General RAM was easy, but GPU RAM seems to be an issue.

On Google Colab I found /opt/bin/nvidia-smi (needed by GPUtil), but it seems to be always starting with 95% GPU memory used. Any idea why? Here is a quickly-made memory debug function:

# memory footprint support libraries/code
!ln -sf /opt/bin/nvidia-smi /usr/bin/nvidia-smi
!pip install gputil
!pip install psutil
!pip install humanize

import psutil
import humanize
import os
import GPUtil as GPU
GPUs = GPU.getGPUs()
# XXX: only one GPU on Colab and isn't guaranteed
gpu = GPUs[0]

def printm():
  process = psutil.Process(os.getpid())
  print("Gen RAM Free: " + humanize.naturalsize( psutil.virtual_memory().available ), " I Proc size: " + humanize.naturalsize( process.memory_info().rss))
  print('GPU RAM Free: {0:.0f}MB | Used: {1:.0f}MB | Util {2:3.0f}% | Total {3:.0f}MB'.format(gpu.memoryFree, gpu.memoryUsed, gpu.memoryUtil*100, gpu.memoryTotal))

printm()

So when run before anything else in the notebook I get:

Gen RAM Free: 11.6 GB  | Proc size: 666.0 MB
GPU RAM Free: 566MB | Used: 10873MB | Util  95% | Total 11439MB

I think restarting the runtime gets you pretty much the same instance, only once in many re-connects I saw GPU utilization of 0% at the beginning of the run. Most of the time I get 95% used before anything happened.
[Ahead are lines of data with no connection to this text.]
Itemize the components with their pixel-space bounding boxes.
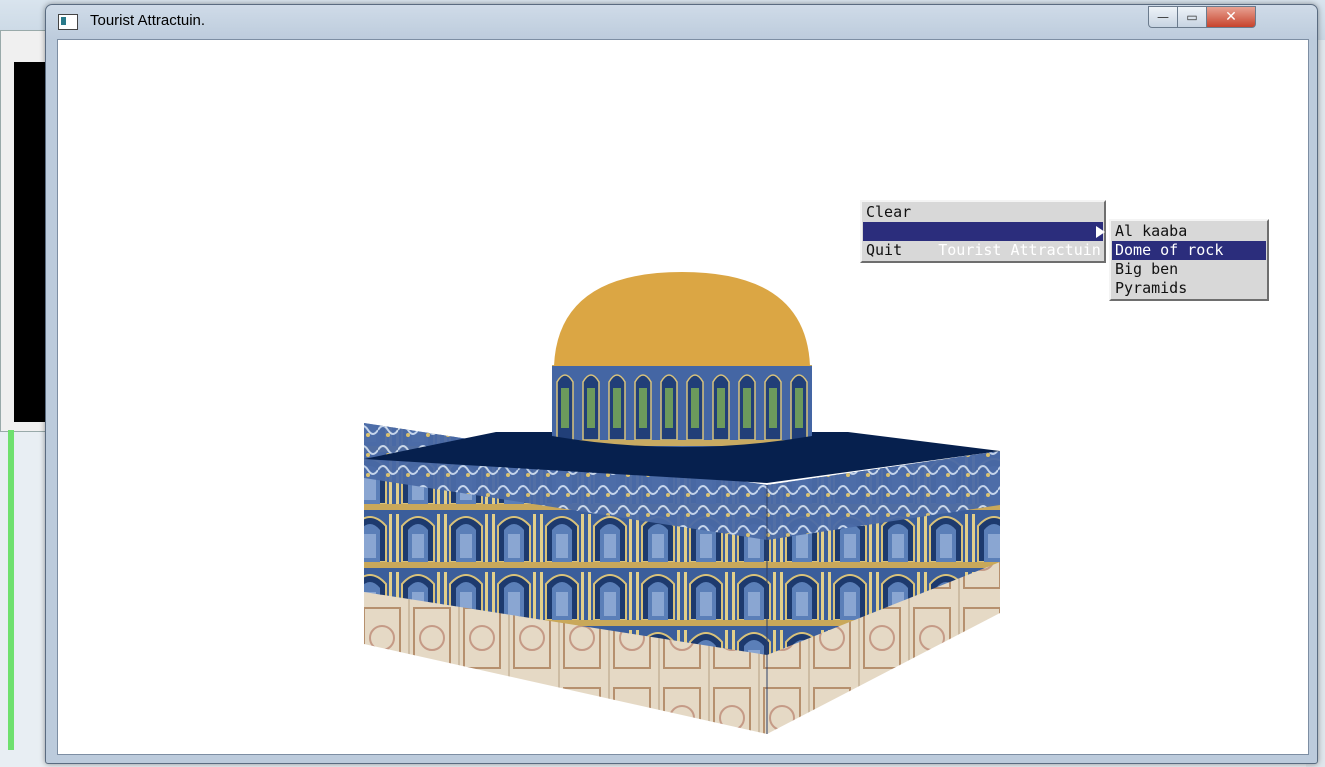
submenu-item-al-kaaba[interactable]: Al kaaba (1112, 222, 1266, 241)
submenu: Al kaaba Dome of rock Big ben Pyramids (1109, 219, 1269, 301)
menu-item-tourist-attraction[interactable]: Tourist Attractuin (863, 222, 1105, 259)
context-menu: Clear Tourist Attractuin Quit (860, 200, 1106, 263)
background-editor-gutter (8, 430, 14, 750)
menu-item-clear[interactable]: Clear (863, 203, 1103, 222)
submenu-item-pyramids[interactable]: Pyramids (1112, 279, 1266, 298)
minimize-button[interactable]: — (1148, 6, 1178, 28)
dome (554, 272, 810, 366)
window-title: Tourist Attractuin. (90, 12, 206, 29)
glut-window: Tourist Attractuin. — ▭ ✕ Clear Tourist … (45, 4, 1318, 764)
drum (552, 365, 812, 447)
menu-item-quit[interactable]: Quit (863, 241, 1103, 260)
close-button[interactable]: ✕ (1206, 6, 1256, 28)
close-icon: ✕ (1225, 9, 1237, 25)
maximize-button[interactable]: ▭ (1177, 6, 1207, 28)
background-console (14, 62, 48, 422)
maximize-icon: ▭ (1186, 10, 1198, 24)
minimize-icon: — (1157, 10, 1169, 24)
submenu-item-dome-of-rock[interactable]: Dome of rock (1112, 241, 1266, 260)
window-app-icon[interactable] (58, 14, 78, 30)
render-canvas[interactable]: Clear Tourist Attractuin Quit Al kaaba D… (57, 39, 1309, 755)
submenu-arrow-icon (1096, 226, 1105, 238)
submenu-item-big-ben[interactable]: Big ben (1112, 260, 1266, 279)
dome-of-the-rock-model (364, 272, 1000, 734)
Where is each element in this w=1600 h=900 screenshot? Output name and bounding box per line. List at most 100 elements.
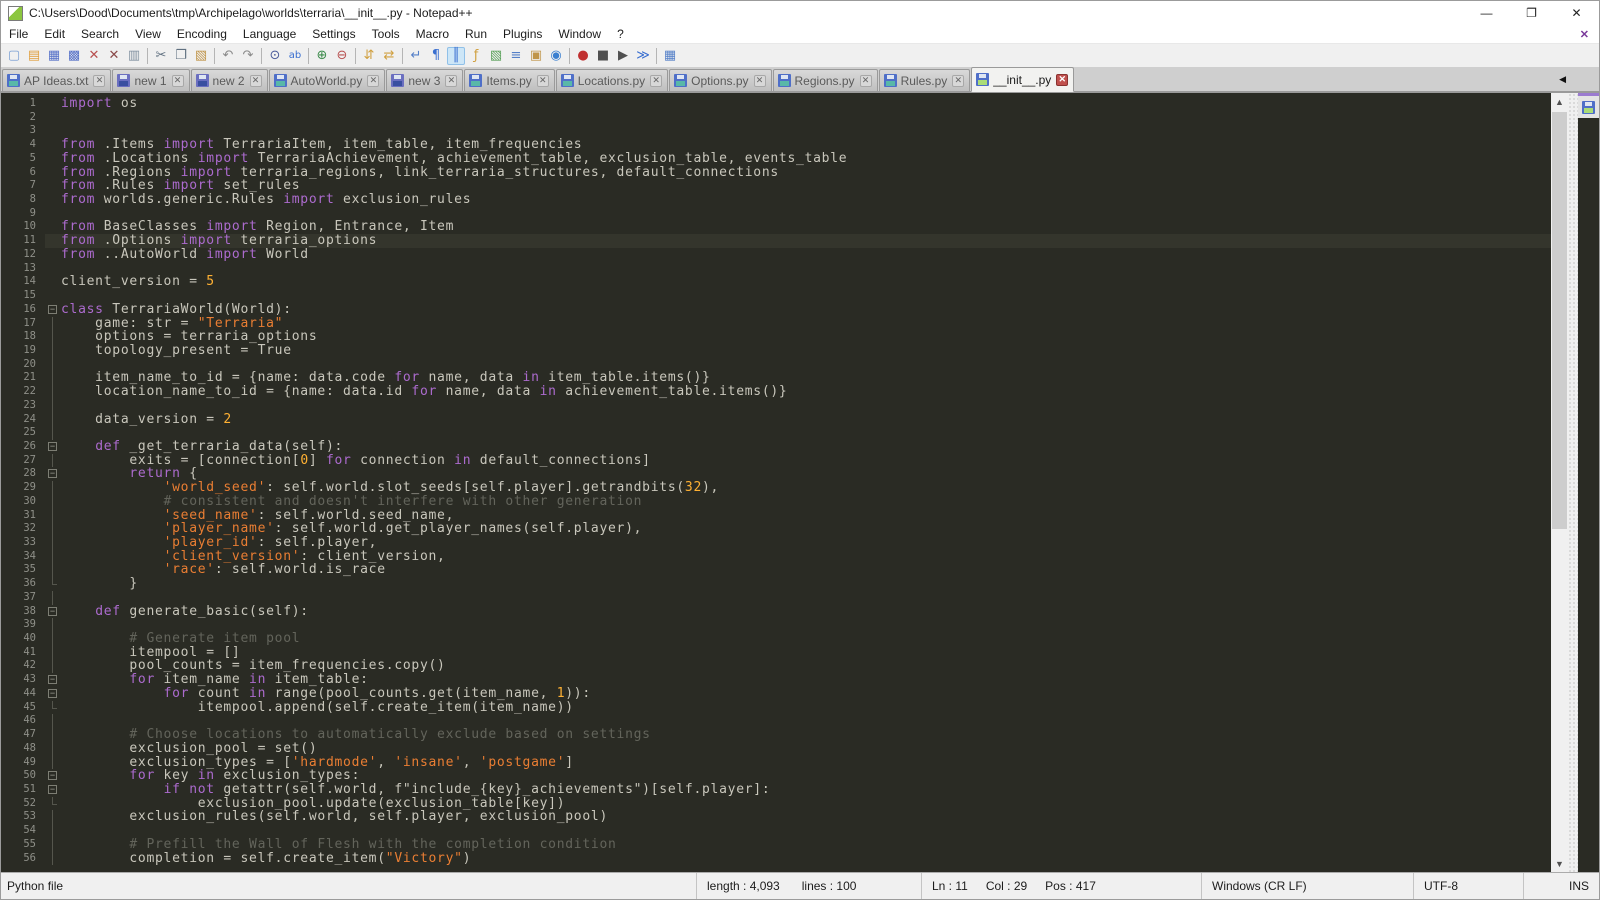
code-line-56[interactable]: 56 completion = self.create_item("Victor… bbox=[1, 852, 1551, 866]
code-line-15[interactable]: 15 bbox=[1, 289, 1551, 303]
tab-regions-py[interactable]: Regions.py✕ bbox=[773, 69, 878, 91]
fold-margin[interactable]: − bbox=[45, 687, 61, 701]
tab-scroll-left-arrow[interactable]: ◀ bbox=[1559, 74, 1566, 85]
code-line-39[interactable]: 39 bbox=[1, 618, 1551, 632]
code-line-42[interactable]: 42 pool_counts = item_frequencies.copy() bbox=[1, 659, 1551, 673]
document-list-icon[interactable]: ≡ bbox=[507, 47, 525, 65]
code-line-51[interactable]: 51− if not getattr(self.world, f"include… bbox=[1, 783, 1551, 797]
tab-close-icon[interactable]: ✕ bbox=[172, 75, 184, 87]
tab-close-icon[interactable]: ✕ bbox=[367, 75, 379, 87]
document-map-icon[interactable]: ▧ bbox=[487, 47, 505, 65]
record-macro-icon[interactable]: ● bbox=[574, 47, 592, 65]
menu-item-macro[interactable]: Macro bbox=[408, 25, 457, 43]
scroll-up-arrow[interactable]: ▲ bbox=[1551, 93, 1568, 110]
maximize-button[interactable]: ❐ bbox=[1509, 1, 1554, 25]
code-line-37[interactable]: 37 bbox=[1, 591, 1551, 605]
status-insert-mode[interactable]: INS bbox=[1524, 873, 1599, 899]
menu-item-search[interactable]: Search bbox=[73, 25, 127, 43]
code-line-22[interactable]: 22 location_name_to_id = {name: data.id … bbox=[1, 385, 1551, 399]
fold-collapse-icon[interactable]: − bbox=[48, 442, 57, 451]
code-line-25[interactable]: 25 bbox=[1, 426, 1551, 440]
fold-margin[interactable]: − bbox=[45, 440, 61, 454]
tab-close-icon[interactable]: ✕ bbox=[93, 75, 105, 87]
menu-item-language[interactable]: Language bbox=[235, 25, 304, 43]
fold-collapse-icon[interactable]: − bbox=[48, 675, 57, 684]
stop-macro-icon[interactable]: ■ bbox=[594, 47, 612, 65]
tab-ap-ideas-txt[interactable]: AP Ideas.txt✕ bbox=[2, 69, 111, 91]
tab-locations-py[interactable]: Locations.py✕ bbox=[556, 69, 668, 91]
code-line-11[interactable]: 11from .Options import terraria_options bbox=[1, 234, 1551, 248]
menu-item-encoding[interactable]: Encoding bbox=[169, 25, 235, 43]
fold-margin[interactable]: − bbox=[45, 783, 61, 797]
indent-guide-icon[interactable]: ║ bbox=[447, 47, 465, 65]
tab-close-icon[interactable]: ✕ bbox=[537, 75, 549, 87]
tab-rules-py[interactable]: Rules.py✕ bbox=[879, 69, 971, 91]
code-line-17[interactable]: 17 game: str = "Terraria" bbox=[1, 317, 1551, 331]
code-line-30[interactable]: 30 # consistent and doesn't interfere wi… bbox=[1, 495, 1551, 509]
paste-icon[interactable]: ▧ bbox=[192, 47, 210, 65]
code-line-38[interactable]: 38− def generate_basic(self): bbox=[1, 605, 1551, 619]
save-all-icon[interactable]: ▩ bbox=[65, 47, 83, 65]
code-line-9[interactable]: 9 bbox=[1, 207, 1551, 221]
run-macro-multiple-icon[interactable]: ≫ bbox=[634, 47, 652, 65]
tab-new-1[interactable]: new 1✕ bbox=[112, 69, 189, 91]
status-encoding[interactable]: UTF-8 bbox=[1414, 873, 1524, 899]
vertical-scrollbar[interactable]: ▲ ▼ bbox=[1551, 93, 1568, 872]
code-line-10[interactable]: 10from BaseClasses import Region, Entran… bbox=[1, 220, 1551, 234]
scrollbar-track[interactable] bbox=[1551, 110, 1568, 855]
play-macro-icon[interactable]: ▶ bbox=[614, 47, 632, 65]
menu-item-view[interactable]: View bbox=[127, 25, 169, 43]
code-line-52[interactable]: 52 exclusion_pool.update(exclusion_table… bbox=[1, 797, 1551, 811]
code-line-28[interactable]: 28− return { bbox=[1, 467, 1551, 481]
folder-workspace-icon[interactable]: ▣ bbox=[527, 47, 545, 65]
code-line-46[interactable]: 46 bbox=[1, 714, 1551, 728]
code-line-13[interactable]: 13 bbox=[1, 262, 1551, 276]
replace-icon[interactable]: ab bbox=[286, 47, 304, 65]
code-line-1[interactable]: 1import os bbox=[1, 97, 1551, 111]
menu-item-window[interactable]: Window bbox=[550, 25, 609, 43]
code-line-27[interactable]: 27 exits = [connection[0] for connection… bbox=[1, 454, 1551, 468]
fold-collapse-icon[interactable]: − bbox=[48, 771, 57, 780]
zoom-out-icon[interactable]: ⊖ bbox=[333, 47, 351, 65]
code-line-29[interactable]: 29 'world_seed': self.world.slot_seeds[s… bbox=[1, 481, 1551, 495]
view-splitter-handle[interactable] bbox=[1568, 93, 1578, 872]
code-line-18[interactable]: 18 options = terraria_options bbox=[1, 330, 1551, 344]
code-line-55[interactable]: 55 # Prefill the Wall of Flesh with the … bbox=[1, 838, 1551, 852]
save-icon[interactable]: ▦ bbox=[45, 47, 63, 65]
code-line-12[interactable]: 12from ..AutoWorld import World bbox=[1, 248, 1551, 262]
tab-close-icon[interactable]: ✕ bbox=[1056, 74, 1068, 86]
tab-options-py[interactable]: Options.py✕ bbox=[669, 69, 771, 91]
code-line-4[interactable]: 4from .Items import TerrariaItem, item_t… bbox=[1, 138, 1551, 152]
code-line-31[interactable]: 31 'seed_name': self.world.seed_name, bbox=[1, 509, 1551, 523]
fold-collapse-icon[interactable]: − bbox=[48, 607, 57, 616]
redo-icon[interactable]: ↷ bbox=[239, 47, 257, 65]
code-line-26[interactable]: 26− def _get_terraria_data(self): bbox=[1, 440, 1551, 454]
tab-autoworld-py[interactable]: AutoWorld.py✕ bbox=[269, 69, 386, 91]
code-line-21[interactable]: 21 item_name_to_id = {name: data.code fo… bbox=[1, 371, 1551, 385]
second-view-tab[interactable] bbox=[1578, 93, 1599, 118]
code-line-44[interactable]: 44− for count in range(pool_counts.get(i… bbox=[1, 687, 1551, 701]
tab-close-icon[interactable]: ✕ bbox=[445, 75, 457, 87]
menu-item-help[interactable]: ? bbox=[609, 25, 632, 43]
fold-collapse-icon[interactable]: − bbox=[48, 305, 57, 314]
code-line-8[interactable]: 8from worlds.generic.Rules import exclus… bbox=[1, 193, 1551, 207]
minimize-button[interactable]: — bbox=[1464, 1, 1509, 25]
fold-margin[interactable]: − bbox=[45, 303, 61, 317]
fold-margin[interactable]: − bbox=[45, 605, 61, 619]
code-line-40[interactable]: 40 # Generate item pool bbox=[1, 632, 1551, 646]
code-line-14[interactable]: 14client_version = 5 bbox=[1, 275, 1551, 289]
tab-close-icon[interactable]: ✕ bbox=[860, 75, 872, 87]
scrollbar-thumb[interactable] bbox=[1552, 112, 1567, 529]
sync-horizontal-icon[interactable]: ⇄ bbox=[380, 47, 398, 65]
fold-collapse-icon[interactable]: − bbox=[48, 785, 57, 794]
word-wrap-icon[interactable]: ↵ bbox=[407, 47, 425, 65]
code-line-53[interactable]: 53 exclusion_rules(self.world, self.play… bbox=[1, 810, 1551, 824]
menu-item-tools[interactable]: Tools bbox=[364, 25, 408, 43]
code-line-35[interactable]: 35 'race': self.world.is_race bbox=[1, 563, 1551, 577]
tab-close-icon[interactable]: ✕ bbox=[754, 75, 766, 87]
function-list-icon[interactable]: ƒ bbox=[467, 47, 485, 65]
menu-item-edit[interactable]: Edit bbox=[36, 25, 73, 43]
code-line-23[interactable]: 23 bbox=[1, 399, 1551, 413]
code-line-54[interactable]: 54 bbox=[1, 824, 1551, 838]
tab--init-py[interactable]: __init__.py✕ bbox=[971, 67, 1074, 92]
Either this util doesn’t report the right numbers, or I got tied to a GPU instance that doesn’t clear its memory, or Google found a way to share one GPU between multiple users, giving only 5% to each user - so only 566MB GPU RAM is practically available for the runs?

Just before the notebook crushes in running:

learn.fit(lr, 3, cycle_len=1, cycle_mult=2)

I get:

lr=np.array([1e-4,1e-3,1e-2])
printm()

Gen RAM Free: 7.3 GB  | Proc size: 5.2 GB
GPU RAM Free: 168MB | Used: 11271MB | Util:  99% | Total: 11439MB

So clearly there is almost no GPU memory left and so it crushes with cuda out-of-memory error.

At the very least now I can see numerically why the notebook can’t complete the run.

Also I discovered that if that output is correct their GPU is only 11GB and not 22GB as it is supposed to be according to the spec.

Do you also see 95% GPU memory utilization when you run this little memory dump function on Google Colab? In which case we get 13GB RAM and 566MB GPU RAM for each instance.